Hannah being forced to practice her maternal skills on her own mother isn’t the only role reversal we see in this episode. Shoshanna, who was clearly written as an annoying, immature JAP, has somehow become the most reasonable female protagonist. In a moving scene, she goes to visit Ray following the death of his longtime boss Hermie, the owner of Cafe Grumpy. She expresses her condolences, sincerely, and then assures Ray that she’s never going to die. It’s classic youthful folly, and yet she is entirely self aware here. She understands how Hermie’s death has made Ray consider his own mortality, and she finds a way to express her sympathy in a way that feels authentic. Shoshanna—unlike Hannah, Marnie, or Jessa—has come a long way since Season 1. It’s also increasingly obvious that she is everything that Marnie is not. In this episode, Marnie and Ray finally break up (Baruch HaShem!) because Marnie is so darn selfish and inconsiderate about Ray’s grieving process. Shoshanna, not Marnie, is the only one who understands. Props to Ray for finally realizing Marnie does not care about him whatsoever. (Now only if he and Shoshanna would just get back together!)
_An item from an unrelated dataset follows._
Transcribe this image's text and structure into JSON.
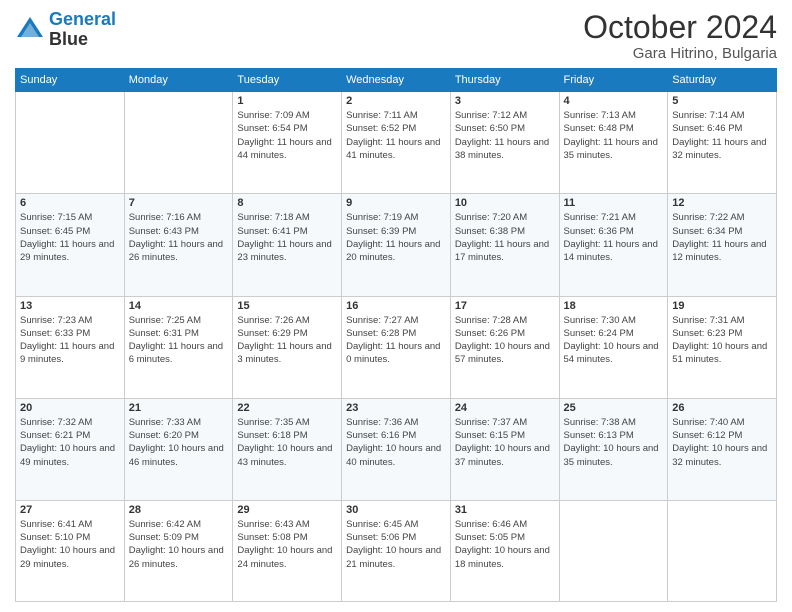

Jessa and Adam are really making their memoiristic film about their love triangle with Hannah, and we are treated to a scene from it: Adam, playing himself, in a kinky sex scene with a Hannah stand-in. (Jessa, naturally, hates the scene, and goes full-on jealous partner by refusing to accept that Adam and Hannah’s relationship, despite its flaws, might have had any real passion.) Roleplay of various kinds frequently figured into Hannah and Adam’s intimate scenes, so seeing another person playing the character of Hannah—and taking on a sexually submissive role within that role—resonates on a meta level.
It’s odd to see a realized caricature of a character who in many ways is already a caricature, and it’s a sly, Rothian move by Dunham: as a writer and actress who is often conflated with her character, she cleverly makes a point by creating an alter ego within the fiction. And this narrative device has a brilliant visual manifestation at the end of the episode, when Hannah encounters fake Hannah perched on the steps of her apartment building. She joins her alter-ego, and they sit together, wearing similar yellow floral sundresses, discussing motherhood (the young-looking actress has three children). As the viewers see her physically mirrored by a not-quite-but-almost doppelgänger, Hannah gets a glimpse of one of her potential futures, from someone who happens to be acting out a version of her past. Given the ubiquity of Roth—and his looming literary legacy—on the show this season, Dunham may very well be channeling the writer’s use of his alter ego, Nathan Zuckerman, to weigh Hannah’s various options. We’ll have to wait and see which version of her life she chooses.